Sleep Tight (2011)
Erscheint irgendwo der Name Jaume Balagueró, werden wohl eher die wenigsten Hobby Cineasten hellhörig. Doch der ein oder andere wird, vorrangig wenn er Anhänger der düsteren und gruseligen Unterhaltung ist, erwartungsvoll aufhorchen und sich freudig an vergangene Schöpfungen wie Darkness (2002), Fragile – A Ghost Story (2005) oder [REC] und [REC]² erinnern. Wo seine Erstlingswerke noch mit wenig Erfolg und Aufmerksamkeit bedacht wurden, gelang Balagueró mit [REC] jedoch ein kleiner Durchbruch und der Titel wurde lange Zeit als Geheimtipp behandelt. Ob auch sein neuester Streich, Sleep Tight, ebensolche Qualitäten an den Tag legen kann, erfahrt Ihr in unserem Test!
In Sleep Tight, folgt Ihr der Geschichte des Hausmeisters César (herausragend gespielt von Luis Tosar). César arbeitet in Barcelona in einem Gebäude mit mehreren Mietparteien als Portier. Er kümmert sich um alle anfallenden Reparaturarbeiten, hält den Damen des Hauses die Eingangstür auf oder füttert die Haustiere der Bewohner, wenn diese beim Bingo-Abend sind. Ein richtig netter Kerl also. César hat aber ein Problem, wie seine Stimme aus dem Off bald dem gespannten Zuschauer erklärt. Er erläutert, ihm fehle die Fähigkeit zum glücklich sein. So wie andere Menschen zum Beispiel taub oder blind seien, fehlt ihm das Verspüren von Glücksgefühlen. Um dieses Defizit wieder auszugleichen, hat César sich ein wichtiges Lebensziel gesetzt. Etwas, wofür es sich trotz mangelnder Glücksgefühle trotzdem zu leben lohnt – nämlich dafür zu sorgen, dass die Menschen in seinem Umfeld ebenfalls nicht glücklich sind und das andere es so richtig schwer haben. Besonders der immer frohen Mieterin Clara, die jeden Tiefschlag mit gesundem Optimismus wegsteckt, möchte César das Lächeln am liebsten aus dem Gesicht wischen. Als Hausmeister mit allerlei zweit Schlüsseln und verschiedensten Mitteln und Wegen ausgestattet, spielt César ein durch perfides Ideenreichtum geprägtes Katz-und-Maus Spiel mit der armen, nichts ahnenden Clara. Immer den Zuschauer als stillen Beobachter an seiner Seite.
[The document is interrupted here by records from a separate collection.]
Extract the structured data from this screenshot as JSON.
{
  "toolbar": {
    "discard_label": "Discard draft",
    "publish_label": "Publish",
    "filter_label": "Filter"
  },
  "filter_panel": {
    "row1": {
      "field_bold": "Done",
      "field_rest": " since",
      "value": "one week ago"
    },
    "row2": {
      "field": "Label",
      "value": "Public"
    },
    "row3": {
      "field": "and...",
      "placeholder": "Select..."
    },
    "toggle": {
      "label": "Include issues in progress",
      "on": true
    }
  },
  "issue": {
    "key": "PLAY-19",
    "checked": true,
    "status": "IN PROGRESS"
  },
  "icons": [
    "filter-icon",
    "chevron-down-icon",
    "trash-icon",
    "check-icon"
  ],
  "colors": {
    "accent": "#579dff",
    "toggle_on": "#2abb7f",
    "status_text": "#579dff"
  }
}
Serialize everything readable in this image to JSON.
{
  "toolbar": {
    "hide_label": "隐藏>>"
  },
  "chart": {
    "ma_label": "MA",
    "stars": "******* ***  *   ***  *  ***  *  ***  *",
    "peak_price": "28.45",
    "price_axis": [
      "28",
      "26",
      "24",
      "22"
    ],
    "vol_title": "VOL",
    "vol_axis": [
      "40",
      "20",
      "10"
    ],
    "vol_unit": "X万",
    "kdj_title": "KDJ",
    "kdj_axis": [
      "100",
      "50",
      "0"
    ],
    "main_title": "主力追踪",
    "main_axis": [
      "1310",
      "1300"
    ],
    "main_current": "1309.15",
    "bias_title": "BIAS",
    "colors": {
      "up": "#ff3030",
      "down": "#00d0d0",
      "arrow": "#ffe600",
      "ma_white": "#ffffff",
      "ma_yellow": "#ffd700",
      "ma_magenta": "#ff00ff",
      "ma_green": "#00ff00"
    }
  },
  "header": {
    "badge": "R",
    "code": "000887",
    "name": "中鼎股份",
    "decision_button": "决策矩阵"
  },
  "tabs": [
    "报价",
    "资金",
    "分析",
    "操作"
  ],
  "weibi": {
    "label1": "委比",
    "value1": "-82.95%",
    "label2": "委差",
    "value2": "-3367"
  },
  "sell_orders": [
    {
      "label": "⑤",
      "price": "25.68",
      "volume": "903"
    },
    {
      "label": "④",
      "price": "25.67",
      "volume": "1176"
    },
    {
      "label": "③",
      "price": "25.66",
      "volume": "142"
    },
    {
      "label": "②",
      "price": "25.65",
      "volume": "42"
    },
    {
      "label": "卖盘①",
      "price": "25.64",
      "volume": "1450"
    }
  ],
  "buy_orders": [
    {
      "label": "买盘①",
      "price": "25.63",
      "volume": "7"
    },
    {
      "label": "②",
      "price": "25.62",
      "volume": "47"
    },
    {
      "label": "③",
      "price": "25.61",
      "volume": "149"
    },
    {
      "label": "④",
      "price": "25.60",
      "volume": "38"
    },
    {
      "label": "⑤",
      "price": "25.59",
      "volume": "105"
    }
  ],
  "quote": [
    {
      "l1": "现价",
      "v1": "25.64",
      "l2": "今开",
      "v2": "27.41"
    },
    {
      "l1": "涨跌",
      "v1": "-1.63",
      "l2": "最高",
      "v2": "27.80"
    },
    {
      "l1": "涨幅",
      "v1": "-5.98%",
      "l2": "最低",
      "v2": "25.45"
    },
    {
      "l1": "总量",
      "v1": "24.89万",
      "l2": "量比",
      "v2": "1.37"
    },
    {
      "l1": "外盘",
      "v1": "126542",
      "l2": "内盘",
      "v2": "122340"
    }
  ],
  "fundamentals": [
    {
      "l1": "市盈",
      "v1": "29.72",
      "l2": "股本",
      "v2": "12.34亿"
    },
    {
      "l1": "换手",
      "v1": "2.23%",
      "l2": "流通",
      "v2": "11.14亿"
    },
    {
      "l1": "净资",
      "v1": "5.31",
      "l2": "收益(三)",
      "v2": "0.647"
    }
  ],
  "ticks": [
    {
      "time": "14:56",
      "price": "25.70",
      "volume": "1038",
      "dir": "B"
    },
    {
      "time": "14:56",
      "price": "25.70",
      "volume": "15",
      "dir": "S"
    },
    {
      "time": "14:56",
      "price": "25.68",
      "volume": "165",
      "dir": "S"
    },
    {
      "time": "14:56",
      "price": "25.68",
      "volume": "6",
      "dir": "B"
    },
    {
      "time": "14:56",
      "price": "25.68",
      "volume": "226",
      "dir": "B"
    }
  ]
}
Balagueró beweist mit "Sleep Tight" ein weiteres Mal, dass keine Budgets in Millionenhöhe, Effekthascherei aus dem Computer und minütig stattfindende Explosionen vonnöten sein müssen, um großes Kino zu schaffen. Bei Sleep Tight reicht ein schlichtes Mehrparteienhaus, eine Hand voll guter Schauspieler, allen voran Luis Tosar, welcher César eine ungeheure Tiefe verleiht, und ein gut durchdachtes Skript. Zu verfolgen, wie César Tag für Tag Claras Leben aus dem Hintergrund manipuliert und sich von anfänglichen „kleinen-Jungs-Streichen“ in ganz andere Dimensionen steigert, ist spannender als jede noch so gut choreografierte Verfolgungsjagd oder Schießerei, die einem bei anderen Titeln vielleicht den Puls in die Höhe getrieben hat. Sleep Tight vermittelt dem Zuschauer regelrecht das Gefühl eines Voyeurs- alles sehend, alles mit erlebend, aber nicht eingreifend. Man ertappt sich wie man, auch nach anfänglichen Längen und trotz kleinerer Logiklücken, immer wieder den Atem anhält und sich denkt „Das kann er doch nicht machen“. Ohhh doch, und wie er macht. Und dann setzt er anschließend auch noch eins drauf. Und noch eins.